I’m nearly finished with Wolf now. Something I wrote yesterday bugged me, it felt not quite right. So I gave up and slept on it. This morning I know what’s wrong and what to do to fix it. It’s better on many levels, for reasons I can’t explain without giving away the story, but it’s always nice to identify what doesn’t work and what would.

This is one reason why reading is so useful to writers. Whenever I read something that doesn’t work for me, I pay attention. What didn’t work, and why? What would have worked instead? I probably get more from reading a book that doesn’t work for me than one that does work, although I do the same with those. Why did it work so well? What was particularly well done? How did the writer do it? I’ve always loved reading, but now I read on multiple levels and I get so much more out of it. For instance, I’m still reading Three Men In A Boat and there’s a thing the author does repeatedly that shouldn’t work, but it does. It fascinates me.

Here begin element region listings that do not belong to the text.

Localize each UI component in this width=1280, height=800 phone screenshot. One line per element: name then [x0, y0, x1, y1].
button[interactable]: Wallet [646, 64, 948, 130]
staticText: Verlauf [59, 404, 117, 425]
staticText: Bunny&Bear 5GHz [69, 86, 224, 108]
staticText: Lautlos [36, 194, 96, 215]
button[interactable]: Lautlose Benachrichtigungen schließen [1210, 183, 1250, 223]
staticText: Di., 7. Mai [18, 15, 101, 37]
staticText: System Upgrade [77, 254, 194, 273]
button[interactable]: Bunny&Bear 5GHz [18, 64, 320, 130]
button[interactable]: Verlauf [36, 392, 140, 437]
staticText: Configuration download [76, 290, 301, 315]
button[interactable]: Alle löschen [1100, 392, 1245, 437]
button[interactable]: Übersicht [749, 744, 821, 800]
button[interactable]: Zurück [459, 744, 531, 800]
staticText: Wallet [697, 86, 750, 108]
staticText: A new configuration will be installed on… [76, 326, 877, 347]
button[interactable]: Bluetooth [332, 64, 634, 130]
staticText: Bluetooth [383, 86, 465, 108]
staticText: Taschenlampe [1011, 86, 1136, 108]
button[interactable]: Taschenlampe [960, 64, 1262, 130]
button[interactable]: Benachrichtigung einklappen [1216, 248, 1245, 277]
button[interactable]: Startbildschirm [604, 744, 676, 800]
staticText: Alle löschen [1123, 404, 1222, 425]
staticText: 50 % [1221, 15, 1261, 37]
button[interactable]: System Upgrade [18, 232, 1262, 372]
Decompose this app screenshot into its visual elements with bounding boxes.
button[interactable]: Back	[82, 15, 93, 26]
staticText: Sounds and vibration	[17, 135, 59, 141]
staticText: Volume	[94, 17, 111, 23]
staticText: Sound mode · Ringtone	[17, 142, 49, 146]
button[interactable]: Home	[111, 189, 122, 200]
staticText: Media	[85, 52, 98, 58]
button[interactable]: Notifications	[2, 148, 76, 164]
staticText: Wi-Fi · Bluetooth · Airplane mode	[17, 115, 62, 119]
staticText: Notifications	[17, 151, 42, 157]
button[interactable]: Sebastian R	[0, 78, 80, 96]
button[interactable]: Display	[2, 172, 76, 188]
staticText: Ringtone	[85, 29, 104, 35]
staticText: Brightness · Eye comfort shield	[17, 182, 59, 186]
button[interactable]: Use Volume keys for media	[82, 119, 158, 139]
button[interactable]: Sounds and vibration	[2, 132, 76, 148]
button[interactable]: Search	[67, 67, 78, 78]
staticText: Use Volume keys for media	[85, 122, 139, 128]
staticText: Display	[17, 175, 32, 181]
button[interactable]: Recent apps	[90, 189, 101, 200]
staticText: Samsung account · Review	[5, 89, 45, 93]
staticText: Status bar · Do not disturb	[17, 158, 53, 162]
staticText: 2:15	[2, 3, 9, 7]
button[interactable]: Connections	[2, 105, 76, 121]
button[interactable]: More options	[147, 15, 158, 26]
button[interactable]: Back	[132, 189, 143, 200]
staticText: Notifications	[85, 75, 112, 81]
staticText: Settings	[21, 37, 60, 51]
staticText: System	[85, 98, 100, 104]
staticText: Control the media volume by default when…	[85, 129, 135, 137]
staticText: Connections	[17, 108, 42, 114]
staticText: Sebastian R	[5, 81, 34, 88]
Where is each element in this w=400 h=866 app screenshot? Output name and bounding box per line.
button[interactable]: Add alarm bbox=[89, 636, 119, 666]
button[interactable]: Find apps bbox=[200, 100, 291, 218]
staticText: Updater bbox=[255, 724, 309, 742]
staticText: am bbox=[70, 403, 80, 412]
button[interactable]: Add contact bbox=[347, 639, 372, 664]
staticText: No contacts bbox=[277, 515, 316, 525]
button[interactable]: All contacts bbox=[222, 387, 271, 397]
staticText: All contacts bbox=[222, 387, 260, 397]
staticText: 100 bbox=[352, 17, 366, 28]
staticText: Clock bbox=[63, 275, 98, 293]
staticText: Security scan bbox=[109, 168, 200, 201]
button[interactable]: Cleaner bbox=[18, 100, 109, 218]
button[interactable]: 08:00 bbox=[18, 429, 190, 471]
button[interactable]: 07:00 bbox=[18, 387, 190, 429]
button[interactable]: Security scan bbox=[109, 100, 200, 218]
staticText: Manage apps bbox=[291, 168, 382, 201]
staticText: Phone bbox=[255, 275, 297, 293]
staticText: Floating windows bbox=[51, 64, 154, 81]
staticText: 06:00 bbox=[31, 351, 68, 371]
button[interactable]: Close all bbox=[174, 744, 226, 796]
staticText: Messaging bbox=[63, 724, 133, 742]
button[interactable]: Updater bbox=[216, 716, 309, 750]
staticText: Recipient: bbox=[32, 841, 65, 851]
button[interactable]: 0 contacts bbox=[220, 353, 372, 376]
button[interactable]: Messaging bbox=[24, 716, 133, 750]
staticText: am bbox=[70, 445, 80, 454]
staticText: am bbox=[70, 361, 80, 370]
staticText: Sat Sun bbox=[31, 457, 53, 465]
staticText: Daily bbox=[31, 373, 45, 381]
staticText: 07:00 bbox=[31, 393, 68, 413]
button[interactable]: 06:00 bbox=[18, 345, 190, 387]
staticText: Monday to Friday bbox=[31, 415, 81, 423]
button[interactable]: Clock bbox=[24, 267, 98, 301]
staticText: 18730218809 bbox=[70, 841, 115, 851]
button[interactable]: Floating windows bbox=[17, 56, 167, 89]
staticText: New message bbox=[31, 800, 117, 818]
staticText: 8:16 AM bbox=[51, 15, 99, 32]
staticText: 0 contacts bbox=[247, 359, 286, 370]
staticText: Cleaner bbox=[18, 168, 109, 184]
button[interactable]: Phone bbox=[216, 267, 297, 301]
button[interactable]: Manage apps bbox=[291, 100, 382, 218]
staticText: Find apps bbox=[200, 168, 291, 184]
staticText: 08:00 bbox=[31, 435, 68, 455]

Anyway, I’m solid on my ending for Wolf. I need to fix yesterday’s scene with the improved version of events, get my ending scene done, and then go back through and do cleanup, flesh out anything that needs fleshing out, clarification, etc. And then it’ll be time to write The Blurb.

The Blurb would make a good horror movies for writers, wouldn’t it? Much more terrifying than a blob of jello.